У могилевских дедов был свой язык, непонятный для окружающих.
В неспокойные времена, в годы народных волнений, эти нищие представляли грозную силу. Они не давали погаснуть народному гневу. Они поддерживали его своими песнями о несправедливости панской власти, о тяжкой доле замордованного сельского люда.
После этого рассказа Полесье, куда я сейчас попал, представилось мне совершенно иным, чем раньше. Оказалось, что в этом краю болот, чахлых лесов, туманов и безлюдья тлеет, не погасая, подобно длинным здешним закатам, огонь мести и обиды. С тех пор мне казалось, что сермяги нищих пахнут не хлебом и пылью дорог, а порохом и гарью.
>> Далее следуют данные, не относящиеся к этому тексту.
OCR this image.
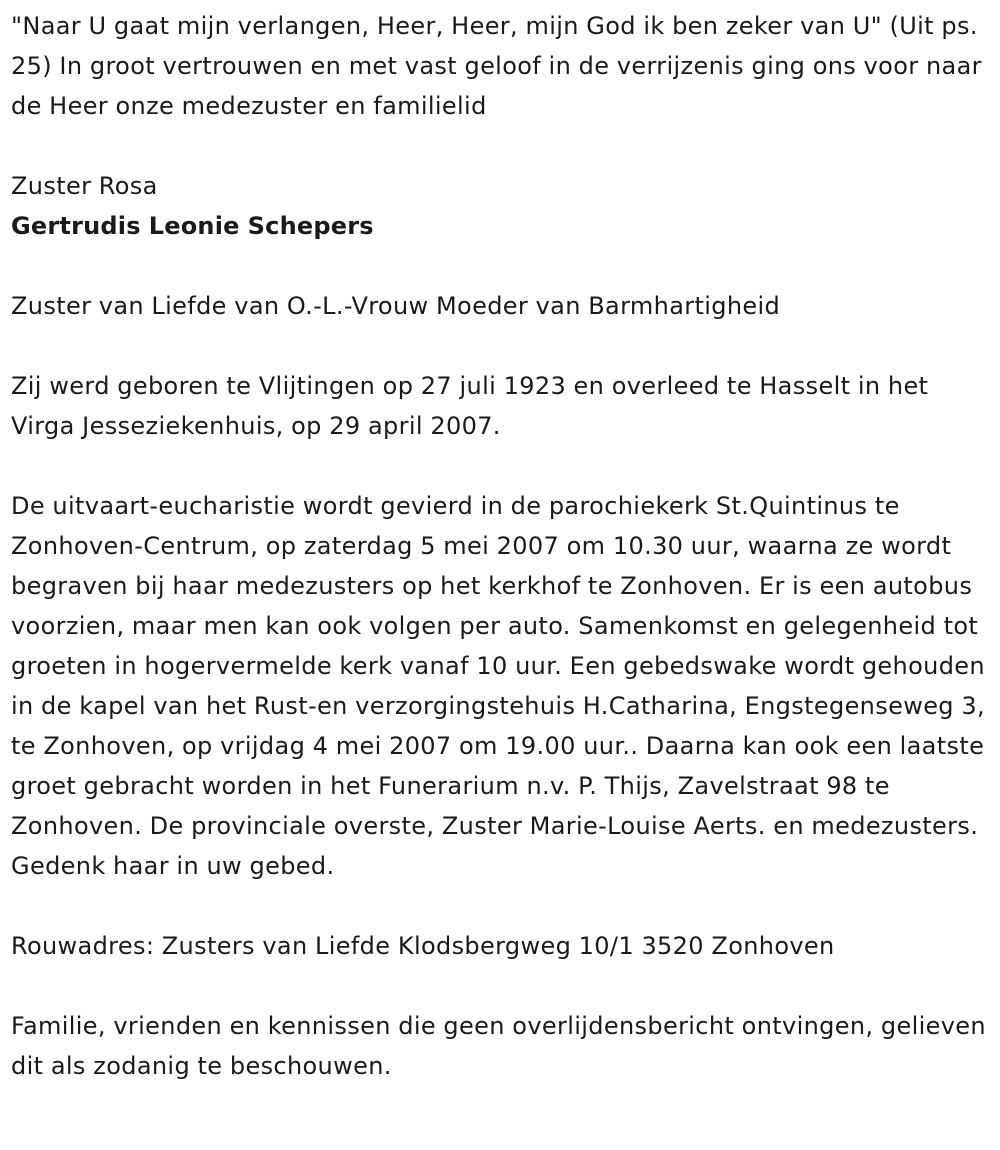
"Naar U gaat mijn verlangen, Heer, Heer, mijn God ik ben zeker van U" (Uit ps. 25) In groot vertrouwen en met vast geloof in de verrijzenis ging ons voor naar de Heer onze medezuster en familielid

Zuster Rosa

Gertrudis Leonie Schepers

Zuster van Liefde van O.-L.-Vrouw Moeder van Barmhartigheid

Zij werd geboren te Vlijtingen op 27 juli 1923 en overleed te Hasselt in het Virga Jesseziekenhuis, op 29 april 2007.

De uitvaart-eucharistie wordt gevierd in de parochiekerk St.Quintinus te Zonhoven-Centrum, op zaterdag 5 mei 2007 om 10.30 uur, waarna ze wordt begraven bij haar medezusters op het kerkhof te Zonhoven. Er is een autobus voorzien, maar men kan ook volgen per auto. Samenkomst en gelegenheid tot groeten in hogervermelde kerk vanaf 10 uur. Een gebedswake wordt gehouden in de kapel van het Rust-en verzorgingstehuis H.Catharina, Engstegenseweg 3, te Zonhoven, op vrijdag 4 mei 2007 om 19.00 uur.. Daarna kan ook een laatste groet gebracht worden in het Funerarium n.v. P. Thijs, Zavelstraat 98 te Zonhoven. De provinciale overste, Zuster Marie-Louise Aerts. en medezusters. Gedenk haar in uw gebed.

Rouwadres: Zusters van Liefde Klodsbergweg 10/1 3520 Zonhoven

Familie, vrienden en kennissen die geen overlijdensbericht ontvingen, gelieven dit als zodanig te beschouwen.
Я начал присматриваться к слепцам, к убогим и понял, что это особое племя не только несчастных, но талантливых и суровых волей людей.
– Зачем они собрались в корчме на Брагинке? – спросил Севрюк.
– Их дело, – неохотно ответил Трофим. – Что ни год, то они собираются. Стражники тут шныряли?
– Нет, – ответил Севрюк. – Говорят, были вчера в Комарине.
– Ну так! – Трофим встал. – Спасибо. Пойду на сеновал, отдохну.
Трофим ушел, но не на сеновал, а в лес и появился только на следующий день утром.
Марина Павловна рассказала мне историю мальчика-поводыря.
Два дня назад слепец с поводырем забрел в усадьбу богатого помещика Любомирского. Его погнали со двора. Когда слепец вышел за ворота, сторож-ингуш (тогда многие богатые помещики держали у себя в имениях наемную стражу из ингушей) спустил на слепца цепного пса-волкодава.
Слепец остановился, а поводырь испугался и бросился бежать. Волкодав догнал его и задушил. Слепец спасся только тем, что стоял неподвижно. Волкодав обнюхал его, порычал и ушел.
Крестьяне подобрали мертвого мальчика и принесли в село Погонное. Завтра мальчика будут хоронить.
Мне нравились Севрюки. Марина Павловна была великолепной наездницей и охотницей. Маленькая, очень сильная, с протяжным голосом, она ходила быстро и легко, судила обо всем резко, по-мужски, и любила читать длинные исторические романы вроде «Беглые в Новороссии» Данилевского.
Севрюк казался человеком больным. Он был очень худой, насмешливый. Он не дружил ни с кем из соседей, предпочитал общество крестьян-полещуков и занимался своим небольшим хозяйством. А брат Марины, студент, все дни пропадал на охоте. В свободные часы он набивал патроны, отливал дробь и чистил свою бельгийскую двустволку.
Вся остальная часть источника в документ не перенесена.